Pour sa part, le gouvernement écossais a appelé les autorités locales à faire preuve de rigueur dans la protection des données et le contrôle des écoles pour s’assurer qu’elles respectent strictement les directives.

Mais la reconnaissance faciale numérique est loin d’être une nouveauté. De nombreuses écoles américaines l’utilisent depuis des années, essentiellement par mesure de sécurité. Dans le même temps cependant, un certain nombre d’États et de villes d’Amérique du Nord ont fait marche arrière, car cette technologie – un court-circuit phénoménal de la modernité – se prête à la discrimination raciale et sexuelle.

Des conflits similaires ont également lieu à Moscou, où la reconnaissance faciale est utilisée pour les passagers du métro : une utilisation qui, selon les opposants au président Vladimir Poutine, pourrait également servir à identifier et à cibler les opposants politiques.

Quant à l’Union Européenne, début octobre, le Parlement européen a demandé l’interdiction de cette technologie dans les espaces publics et la mise en place de garanties plus strictes dans l’utilisation de l’intelligence artificielle par les forces de l’ordre pour prévenir les discriminations.

Mais le dilemme éthique le plus important est tout autre. Il s’agit du traitement de données relatives aux enfants, dont la sécurité et la confidentialité doivent être garanties de la manière la plus stricte. Et après les mineurs, les adultes, bref, tout le monde.

Et pour les plus jeunes et les très jeunes, il y a un enjeu éducatif à ne pas sous-estimer.

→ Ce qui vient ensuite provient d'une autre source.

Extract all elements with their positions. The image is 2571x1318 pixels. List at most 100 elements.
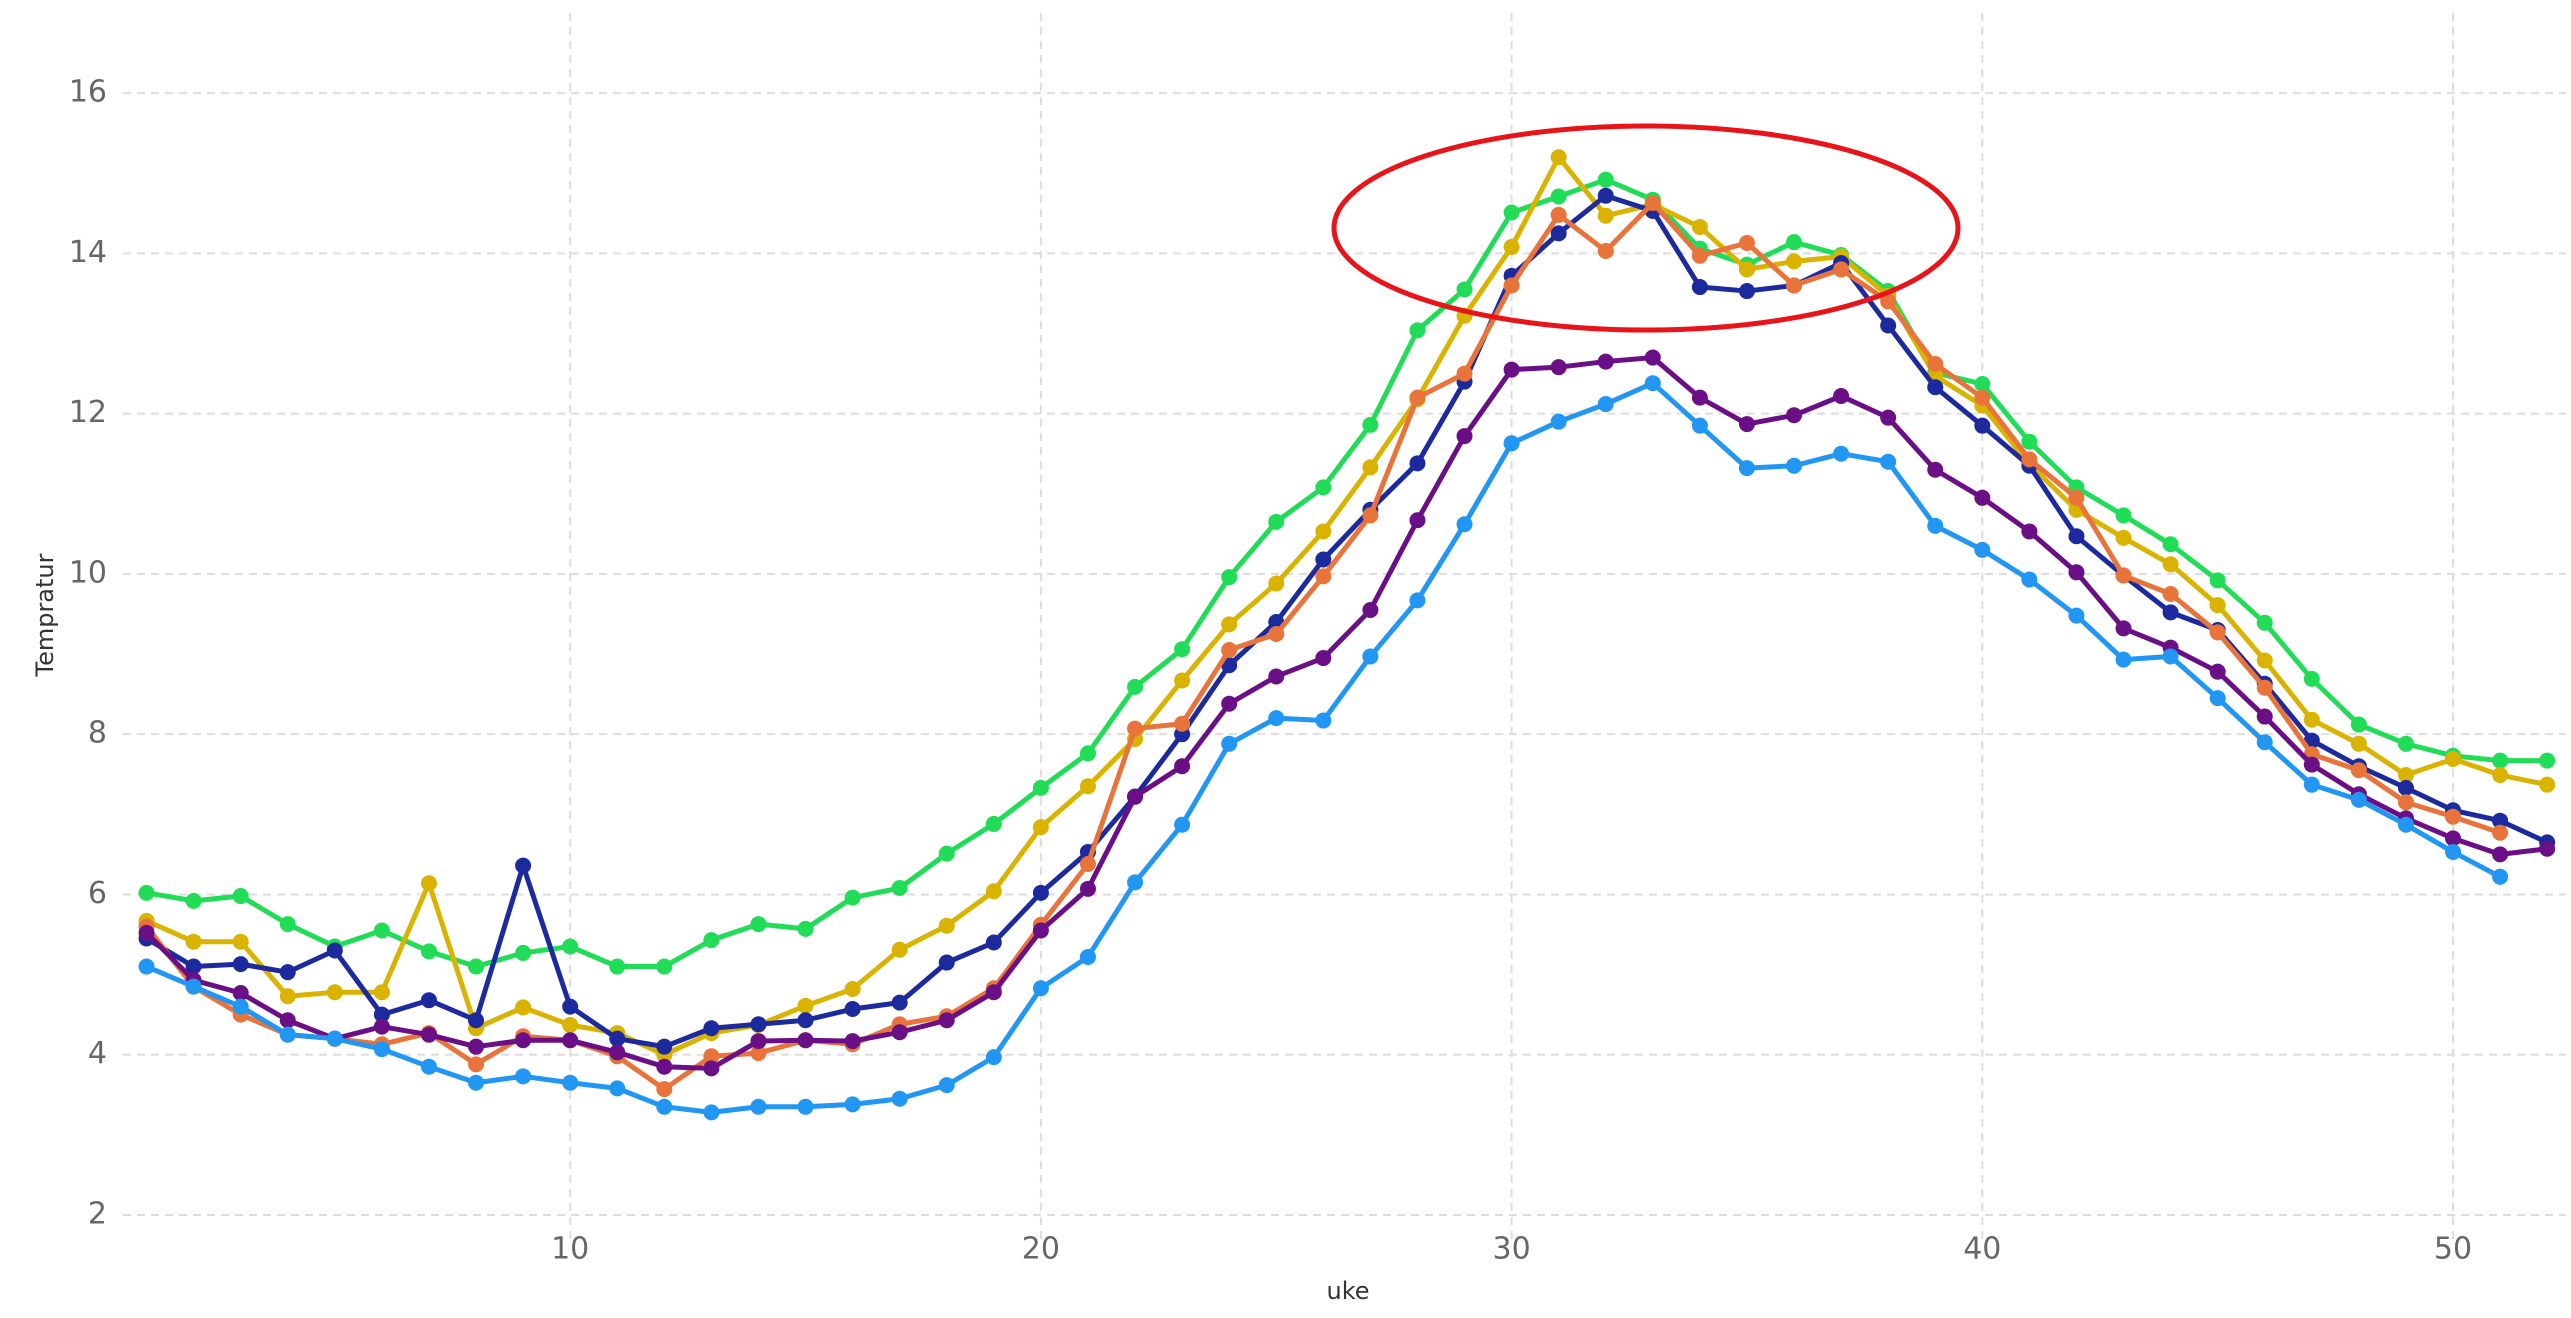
- data-point: [232, 984, 249, 1001]
- data-point: [1127, 720, 1144, 737]
- data-point: [2162, 604, 2179, 621]
- data-point: [656, 1058, 673, 1075]
- y-tick-label: 8: [88, 716, 107, 751]
- data-point: [2256, 614, 2273, 631]
- data-point: [468, 1074, 485, 1091]
- data-point: [2021, 451, 2038, 468]
- data-point: [279, 916, 296, 933]
- data-point: [2256, 679, 2273, 696]
- data-point: [844, 1001, 861, 1018]
- data-point: [1503, 238, 1520, 255]
- data-point: [1315, 650, 1332, 667]
- data-point: [2256, 708, 2273, 725]
- data-point: [1362, 459, 1379, 476]
- data-point: [2492, 812, 2509, 829]
- data-point: [1362, 601, 1379, 618]
- data-point: [2397, 779, 2414, 796]
- data-point: [609, 1030, 626, 1047]
- data-point: [1221, 657, 1238, 674]
- data-point: [1032, 779, 1049, 796]
- data-point: [562, 998, 579, 1015]
- data-point: [326, 942, 343, 959]
- y-tick-label: 4: [88, 1036, 107, 1071]
- data-point: [2209, 690, 2226, 707]
- data-point: [656, 1038, 673, 1055]
- plot: 2 4 6 8 10 12 14 16 10 20 30 40 50: [69, 13, 2566, 1267]
- data-point: [1503, 204, 1520, 221]
- data-point: [468, 1038, 485, 1055]
- data-point: [750, 1098, 767, 1115]
- data-point: [797, 920, 814, 937]
- data-point: [2492, 824, 2509, 841]
- data-point: [703, 1060, 720, 1077]
- data-point: [1409, 455, 1426, 472]
- data-point: [138, 958, 155, 975]
- data-point: [1927, 379, 1944, 396]
- series-line: [145, 193, 2549, 1050]
- data-point: [750, 916, 767, 933]
- data-point: [185, 978, 202, 995]
- data-point: [703, 1104, 720, 1121]
- data-point: [2350, 762, 2367, 779]
- data-point: [750, 1033, 767, 1050]
- data-point: [1691, 218, 1708, 235]
- data-point: [1927, 355, 1944, 372]
- y-tick-label: 12: [69, 395, 107, 430]
- data-point: [1127, 874, 1144, 891]
- y-tick-label: 6: [88, 876, 107, 911]
- data-point: [1974, 489, 1991, 506]
- x-tick-label: 20: [1022, 1232, 1060, 1267]
- data-point: [1974, 376, 1991, 393]
- series-line: [144, 200, 2501, 1092]
- data-point: [1786, 407, 1803, 424]
- data-point: [2256, 652, 2273, 669]
- data-point: [844, 980, 861, 997]
- data-point: [279, 1026, 296, 1043]
- data-point: [750, 1045, 767, 1062]
- data-point: [891, 1090, 908, 1107]
- data-point: [703, 1020, 720, 1037]
- data-point: [1786, 253, 1803, 270]
- data-point: [1456, 428, 1473, 445]
- data-point: [1927, 461, 1944, 478]
- data-point: [2539, 752, 2556, 769]
- data-point: [1550, 188, 1567, 205]
- data-point: [1268, 575, 1285, 592]
- data-point: [703, 932, 720, 949]
- data-point: [1362, 648, 1379, 665]
- data-point: [1174, 715, 1191, 732]
- data-point: [420, 992, 437, 1009]
- data-point: [1362, 507, 1379, 524]
- data-point: [1315, 479, 1332, 496]
- data-point: [938, 845, 955, 862]
- data-point: [420, 1026, 437, 1043]
- data-point: [1691, 417, 1708, 434]
- data-point: [1644, 194, 1661, 211]
- data-point: [1880, 409, 1897, 426]
- data-point: [1833, 445, 1850, 462]
- data-point: [2162, 556, 2179, 573]
- data-point: [985, 883, 1002, 900]
- data-point: [2115, 529, 2132, 546]
- data-point: [515, 944, 532, 961]
- data-point: [1503, 277, 1520, 294]
- data-point: [1691, 389, 1708, 406]
- data-point: [232, 998, 249, 1015]
- data-point: [1644, 349, 1661, 366]
- data-point: [656, 958, 673, 975]
- data-point: [515, 1068, 532, 1085]
- data-point: [2445, 808, 2462, 825]
- data-point: [2350, 791, 2367, 808]
- data-point: [2492, 868, 2509, 885]
- data-point: [420, 1058, 437, 1075]
- data-point: [1550, 359, 1567, 376]
- data-point: [2397, 735, 2414, 752]
- data-point: [938, 917, 955, 934]
- x-tick-label: 50: [2434, 1232, 2472, 1267]
- data-point: [797, 1098, 814, 1115]
- data-point: [515, 857, 532, 874]
- data-point: [1127, 788, 1144, 805]
- data-point: [2445, 830, 2462, 847]
- data-point: [1409, 512, 1426, 529]
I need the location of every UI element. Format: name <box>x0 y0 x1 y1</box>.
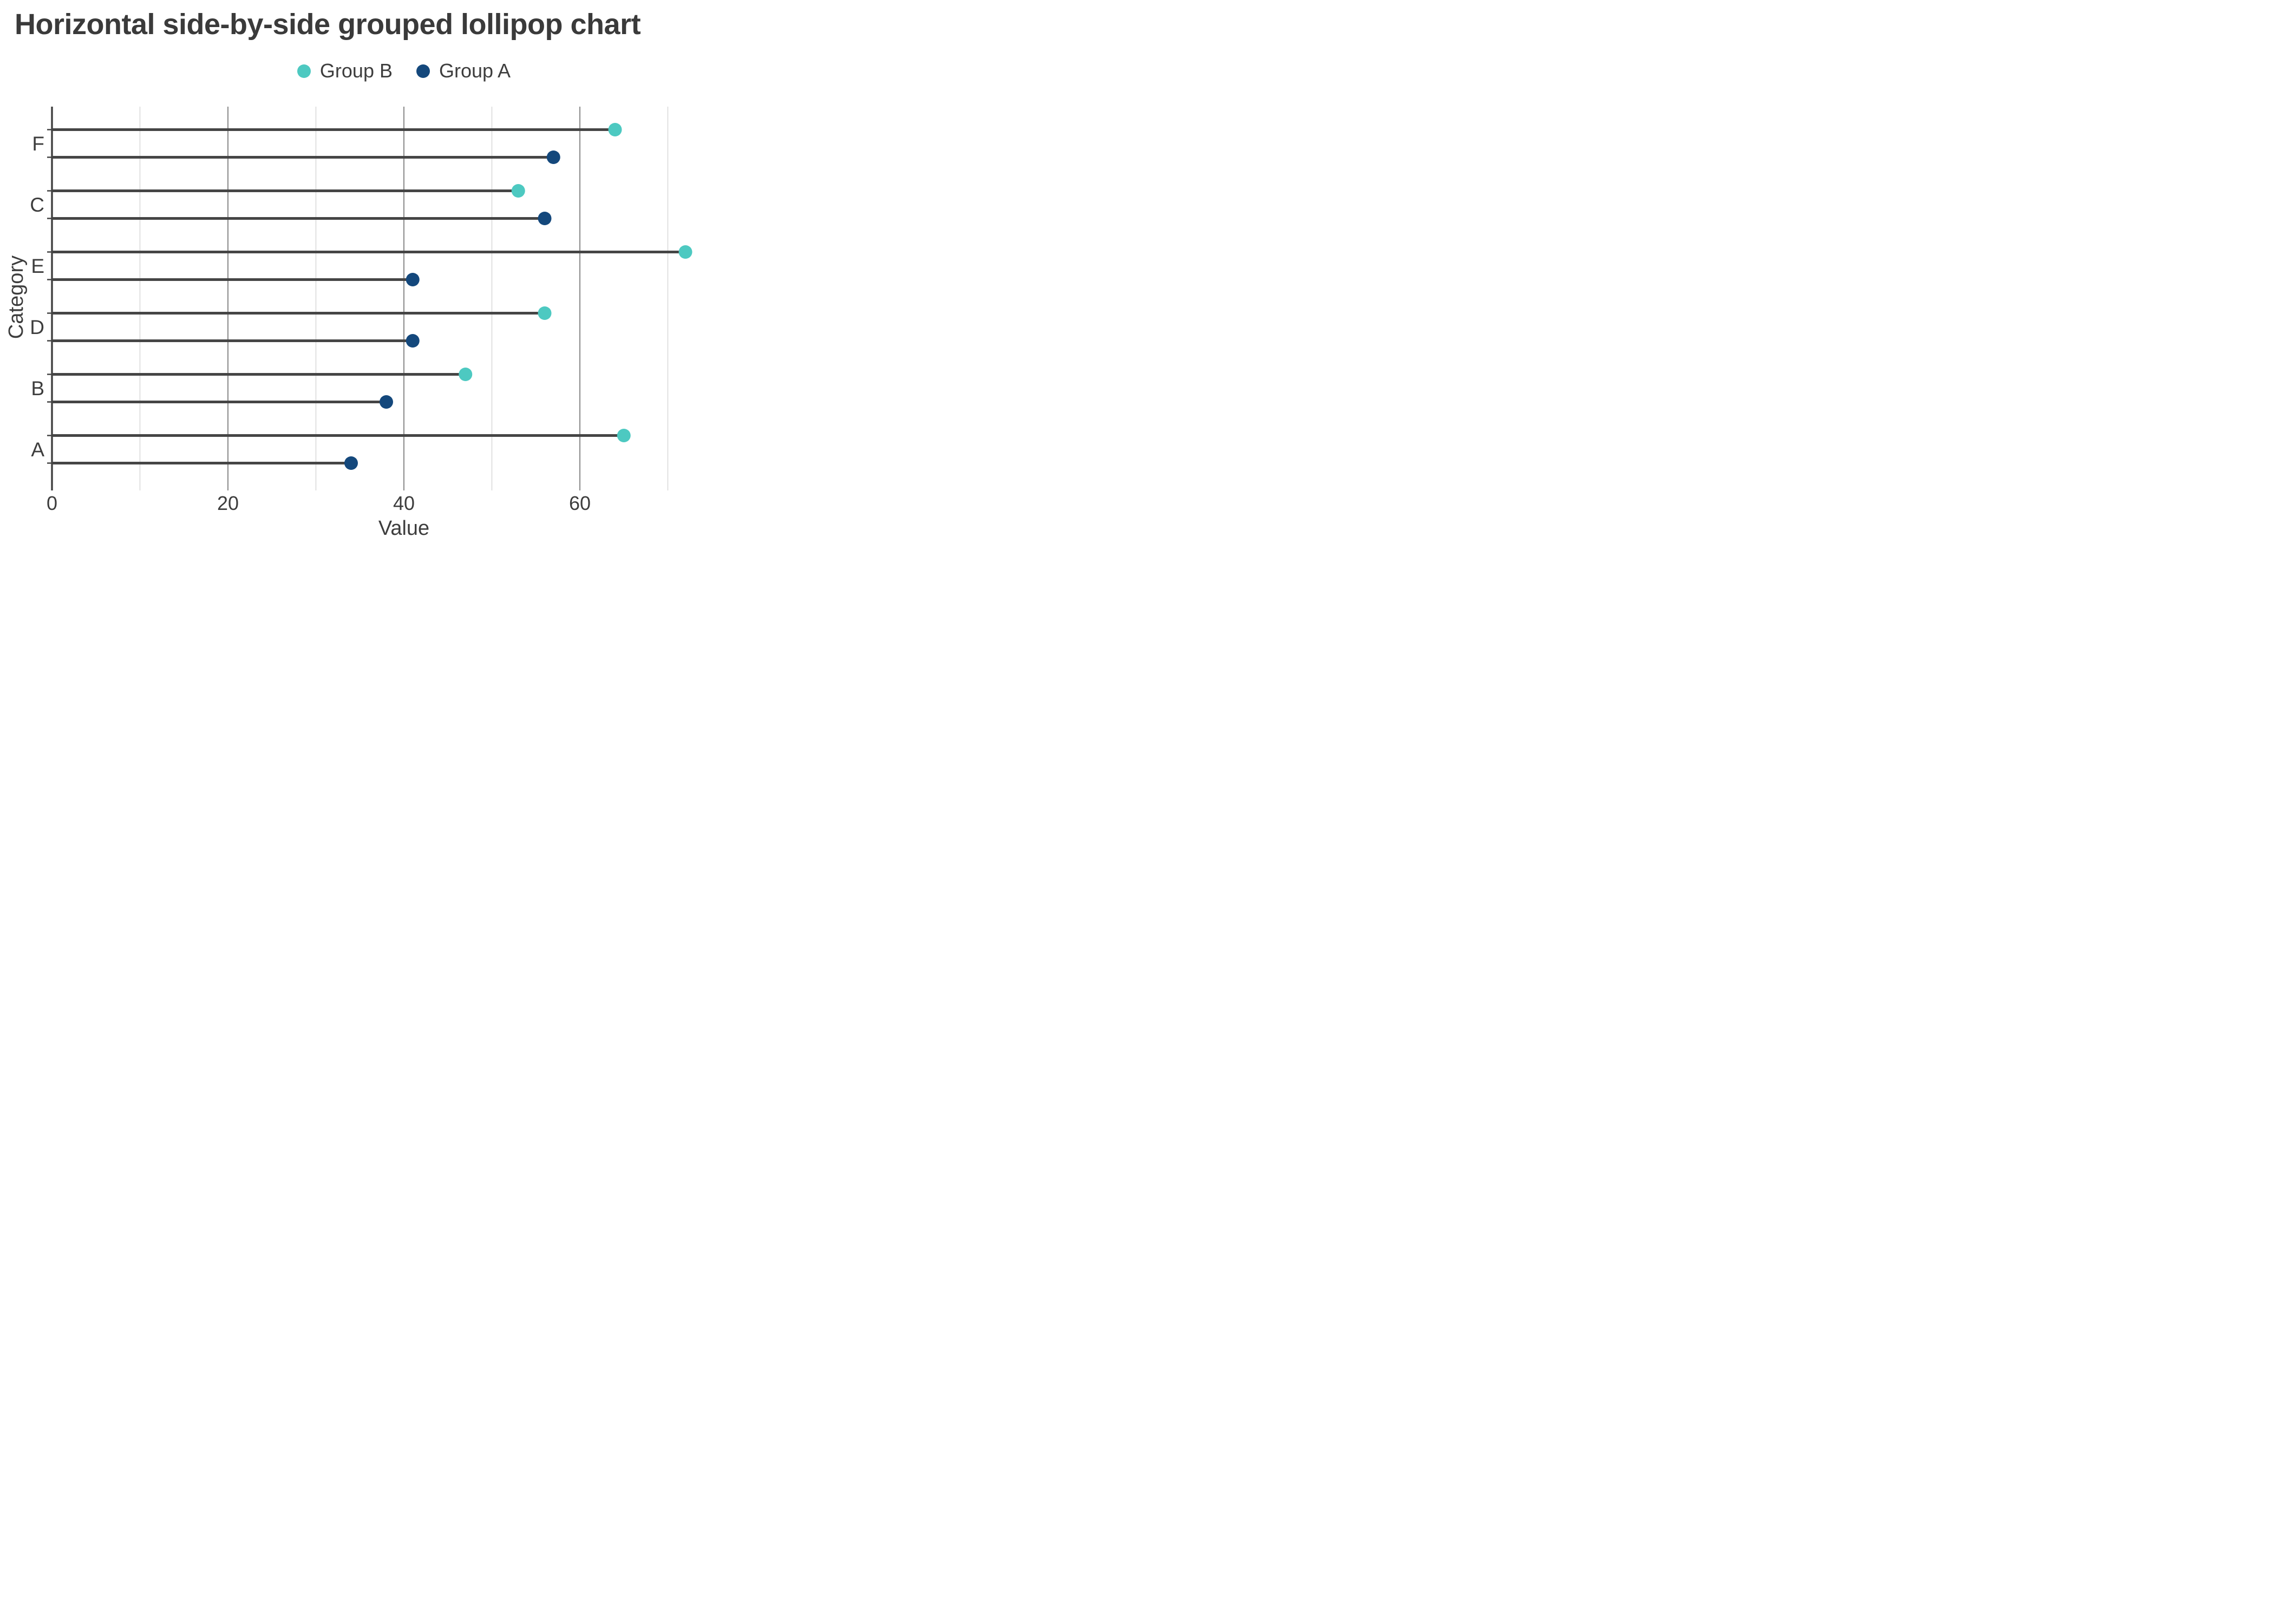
lollipop-stick-group-b-C <box>52 189 519 192</box>
y-tick-label-C: C <box>30 194 44 216</box>
legend-label-group-b: Group B <box>319 60 393 82</box>
lollipop-stick-group-b-D <box>52 312 545 315</box>
y-tick-label-D: D <box>30 316 44 338</box>
x-axis-title: Value <box>378 517 429 540</box>
lollipop-dot-group-b-E <box>678 245 692 259</box>
lollipop-stick-group-a-C <box>52 217 545 220</box>
legend-label-group-a: Group A <box>439 60 511 82</box>
lollipop-dot-group-a-E <box>406 273 420 286</box>
y-tick-label-A: A <box>31 438 44 461</box>
lollipop-dot-group-b-D <box>538 306 552 320</box>
chart-title: Horizontal side-by-side grouped lollipop… <box>15 8 641 41</box>
lollipop-stick-group-a-E <box>52 278 413 281</box>
legend-swatch-group-a-icon <box>416 64 430 78</box>
x-tick-label-20: 20 <box>217 492 239 514</box>
lollipop-dot-group-b-C <box>511 184 525 198</box>
lollipop-dot-group-a-A <box>344 456 358 470</box>
chart-plot-area: F C E D B A 0 20 40 60 Value Category <box>5 107 692 540</box>
lollipop-stick-group-a-A <box>52 462 351 464</box>
lollipop-dot-group-a-D <box>406 334 420 348</box>
lollipop-dot-group-b-F <box>608 123 622 136</box>
legend: Group B Group A <box>52 60 756 82</box>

Avec la reconnaissance faciale, en effet, l’école exerce une forme de contrôle subreptice, sinon positivement sournois, sur ses élèves, qui sont soumis à de nouvelles règles inessentielles. L’hypertrophie réglementaire des établissements scolaires peut facilement dégénérer – comme cela s’est d’ailleurs produit lors de l’urgence sanitaire – et n’est certainement pas propice à un environnement scolaire serein, au grand détriment de l’alliance école-famille et de la liberté pédagogique.